The blast at the 71-year-old refinery killed at least 15 people and severely damaged some refining equipment at the nation's third-largest oil refinery, raising the specter of litigation, regulatory problems and costly reconstruction bills.

"There will be worker's compensation issues for both lost time and medical costs," said Christopher Guidette, a vice president at ISO, which provides analysis and support to help insurers manage and assess risk.

Other risk analysis sources who declined to be identified said damage to the refinery and potential litigation could put the costs of the incident over the billion dollar mark, though no detailed damage assessments are not yet available.

BP officials said the explosion happened in an isomerization unit (search), which boosts octane content in gasoline.
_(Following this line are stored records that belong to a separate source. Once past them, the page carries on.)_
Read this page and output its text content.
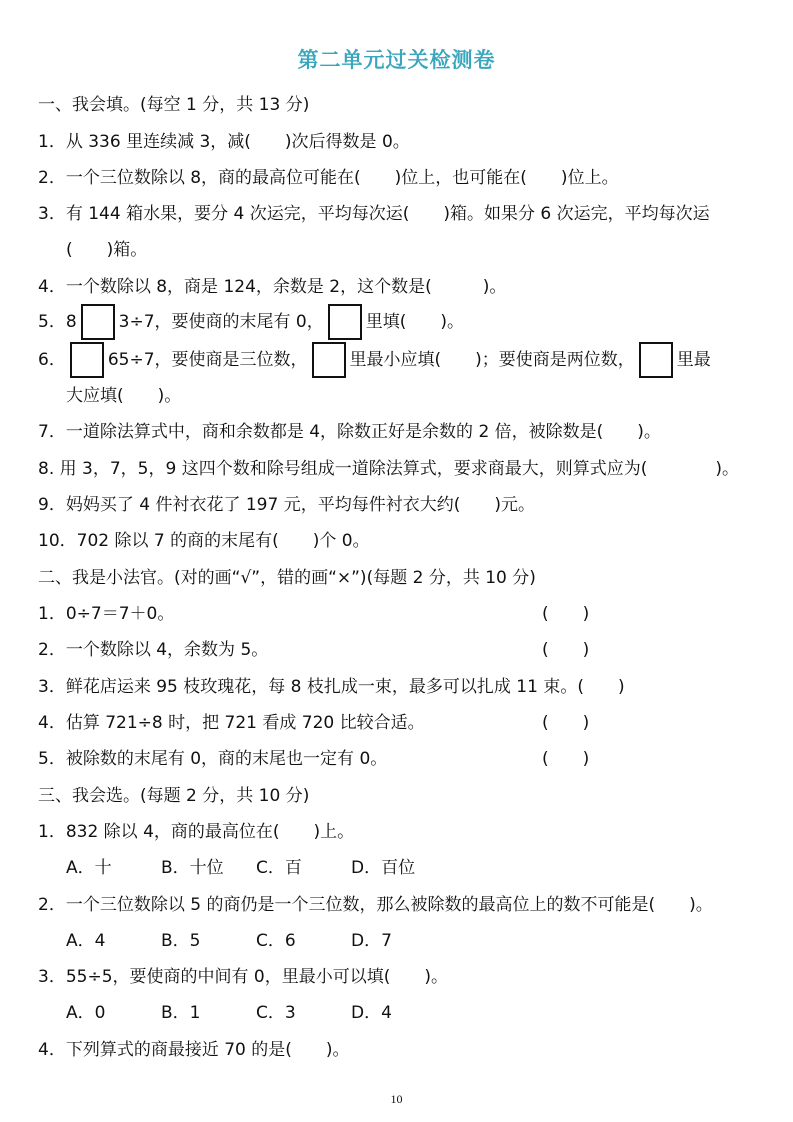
第二单元过关检测卷
一、我会填。(每空 1 分，共 13 分)
1．从 336 里连续减 3，减(　　)次后得数是 0。
2．一个三位数除以 8，商的最高位可能在(　　)位上，也可能在(　　)位上。
3．有 144 箱水果，要分 4 次运完，平均每次运(　　)箱。如果分 6 次运完，平均每次运
(　　)箱。
4．一个数除以 8，商是 124，余数是 2，这个数是(　　　)。
5．8 3÷7，要使商的末尾有 0， 里填(　　)。
6． 65÷7，要使商是三位数， 里最小应填(　　)；要使商是两位数， 里最
大应填(　　)。
7．一道除法算式中，商和余数都是 4，除数正好是余数的 2 倍，被除数是(　　)。
8. 用 3，7，5，9 这四个数和除号组成一道除法算式，要求商最大，则算式应为(　　　　)。
9．妈妈买了 4 件衬衣花了 197 元，平均每件衬衣大约(　　)元。
10．702 除以 7 的商的末尾有(　　)个 0。
二、我是小法官。(对的画“√”，错的画“×”)(每题 2 分，共 10 分)
1．0÷7＝7＋0。	(　　)
2．一个数除以 4，余数为 5。	(　　)
3．鲜花店运来 95 枝玫瑰花，每 8 枝扎成一束，最多可以扎成 11 束。(　　)
4．估算 721÷8 时，把 721 看成 720 比较合适。	(　　)
5．被除数的末尾有 0，商的末尾也一定有 0。	(　　)
三、我会选。(每题 2 分，共 10 分)
1．832 除以 4，商的最高位在(　　)上。
A．十	B．十位 C．百	D．百位
2．一个三位数除以 5 的商仍是一个三位数，那么被除数的最高位上的数不可能是(　　)。
A．4	B．5	C．6	D．7
3．55÷5，要使商的中间有 0，里最小可以填(　　)。
A．0	B．1	C．3	D．4
4．下列算式的商最接近 70 的是(　　)。
10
Sources with knowledge of the refinery, which can process 470,000 barrels per day of crude oil, said the explosion occurred near other units already shut for maintenance work.

BP Chief Executive Officer John Browne said the incident reduced gasoline production from the refinery by no more than five percent. The refinery accounts for three percent of U.S. gasoline output.

At least 15 people were confirmed dead as a result of the blast, all contract workers for JE Merit, a subsidiary of Jacobs Engineering Group Inc (search).

Insurance will cover some of damage, but it's too early to tell how much, according to insurance experts.